Workload Backup Strategy RPO
Cache None — rebuild from DB N/A
Sessions Hourly RDB + AOF everysec ~1 sec
Queues/Streams AOF always + cross-region replica ~0 sec

Automate backup verification — restore to test instance monthly.

Operational Runbooks

Redis Memory > 85%

  1. Check INFO memory and evicted_keys
  2. Run --bigkeys analysis
  3. Identify keys without TTL
  4. Short-term: increase maxmemory or add node
  5. Long-term: key optimization (see Memory Optimization page)

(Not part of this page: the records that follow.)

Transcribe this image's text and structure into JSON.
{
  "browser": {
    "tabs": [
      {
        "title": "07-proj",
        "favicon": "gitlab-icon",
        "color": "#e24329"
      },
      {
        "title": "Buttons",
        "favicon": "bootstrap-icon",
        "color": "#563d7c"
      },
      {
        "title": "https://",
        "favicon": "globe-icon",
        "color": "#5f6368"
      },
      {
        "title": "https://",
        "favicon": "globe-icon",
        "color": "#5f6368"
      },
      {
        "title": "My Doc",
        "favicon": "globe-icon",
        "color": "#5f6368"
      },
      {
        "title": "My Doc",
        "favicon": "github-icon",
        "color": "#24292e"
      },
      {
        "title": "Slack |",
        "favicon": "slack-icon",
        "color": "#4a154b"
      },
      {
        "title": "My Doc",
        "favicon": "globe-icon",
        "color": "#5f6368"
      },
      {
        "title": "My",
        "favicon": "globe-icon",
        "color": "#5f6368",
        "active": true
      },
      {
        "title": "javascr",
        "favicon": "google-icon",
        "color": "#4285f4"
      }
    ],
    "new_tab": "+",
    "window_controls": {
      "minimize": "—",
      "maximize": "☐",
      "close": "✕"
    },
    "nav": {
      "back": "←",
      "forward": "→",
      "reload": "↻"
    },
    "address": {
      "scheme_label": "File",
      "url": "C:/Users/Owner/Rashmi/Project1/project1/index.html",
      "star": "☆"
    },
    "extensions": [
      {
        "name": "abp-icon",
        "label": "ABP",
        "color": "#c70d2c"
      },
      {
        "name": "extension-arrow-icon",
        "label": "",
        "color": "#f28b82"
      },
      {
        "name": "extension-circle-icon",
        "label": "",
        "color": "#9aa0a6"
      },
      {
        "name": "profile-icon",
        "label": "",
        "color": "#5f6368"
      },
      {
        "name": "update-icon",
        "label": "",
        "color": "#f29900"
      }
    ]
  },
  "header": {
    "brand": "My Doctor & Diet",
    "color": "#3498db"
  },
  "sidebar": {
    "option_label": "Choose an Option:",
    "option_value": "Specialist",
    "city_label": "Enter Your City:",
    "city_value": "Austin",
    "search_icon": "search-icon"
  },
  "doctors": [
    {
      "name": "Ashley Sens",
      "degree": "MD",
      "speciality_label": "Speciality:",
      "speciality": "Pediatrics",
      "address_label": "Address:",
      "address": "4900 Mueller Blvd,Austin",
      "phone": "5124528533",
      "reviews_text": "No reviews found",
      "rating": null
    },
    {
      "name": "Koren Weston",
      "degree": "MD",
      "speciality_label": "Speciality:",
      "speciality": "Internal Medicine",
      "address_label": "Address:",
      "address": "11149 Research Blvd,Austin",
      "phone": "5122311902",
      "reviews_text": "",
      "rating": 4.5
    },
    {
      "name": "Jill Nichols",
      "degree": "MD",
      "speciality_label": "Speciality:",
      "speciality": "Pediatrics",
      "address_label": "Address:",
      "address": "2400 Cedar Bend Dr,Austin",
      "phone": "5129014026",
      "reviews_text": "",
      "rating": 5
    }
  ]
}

Master Failover (Sentinel)

  1. Confirm +switch-master alert
  2. Verify new master: SENTINEL master mymaster
  3. Check application reconnection metrics
  4. Investigate old master — rejoin as replica
  5. Post-incident: document timeline and client impact

Latency Spike

  1. SLOWLOG GET 20
  2. LATENCY DOCTOR
  3. Check INFO persistence for BGSAVE/AOF rewrite
  4. Review recent deploys
  5. Check host CPU, network, and THP settings

Monitoring and Alerting

Alert Threshold Action
Memory usage > 85% maxmemory Capacity / optimize keys
Hit ratio < 80% for 15 min Cache design review
Replication lag > 10s Network / replica load
Rejected connections > 0 Pool sizing
Eviction rate > baseline 2× Memory pressure
Sentinel failover Any Runbook execution

Export via redis_exporter to Prometheus/Grafana.

Deployment Best Practices

  1. Blue/green Redis upgrades: deploy new version to replicas, failover, upgrade old master
  2. Config management: version-control redis.conf, Sentinel config
  3. Change windows: resharding, AOF rewrite during low traffic
  4. Load test after topology changes
  5. Chaos engineering: kill nodes in staging quarterly

Common Production Mistakes

Mistake Impact
Single Redis for everything Cascade failures across features
No fallback when Redis down Full outage instead of degraded
FLUSHALL in CI pointing at prod Catastrophic — separate environments
Locks without TTL Permanent deadlocks
Hardcoded topology Failover breaks clients

Production Scenario: Black Friday Readiness

An e-commerce team prepared Redis for 10× traffic:

Two weeks before:

  • Load test at 3× expected peak
  • Warm cache for top 10K product pages
  • Verify Sentinel failover under load
  • Set alerts: memory 80%, p99 latency 5ms, hit ratio 85%

One week before:

  • Increase Cluster from 6 to 8 nodes
  • Add TTL jitter to all cache keys
  • Deploy lock-based stampede prevention on hero product pages

Day of:

  • Grafana dashboard: ops/sec, memory, hit ratio, evictions
  • On-call runbook printed (memory, failover, latency)
  • Post-event: slowlog review, capacity report for next year

Result: p99 cache latency 1.8ms, hit ratio 94%, zero evictions, zero failover events.

Production Redis is an operational discipline — architecture patterns, runbooks, and tested failure handling matter as much as command knowledge.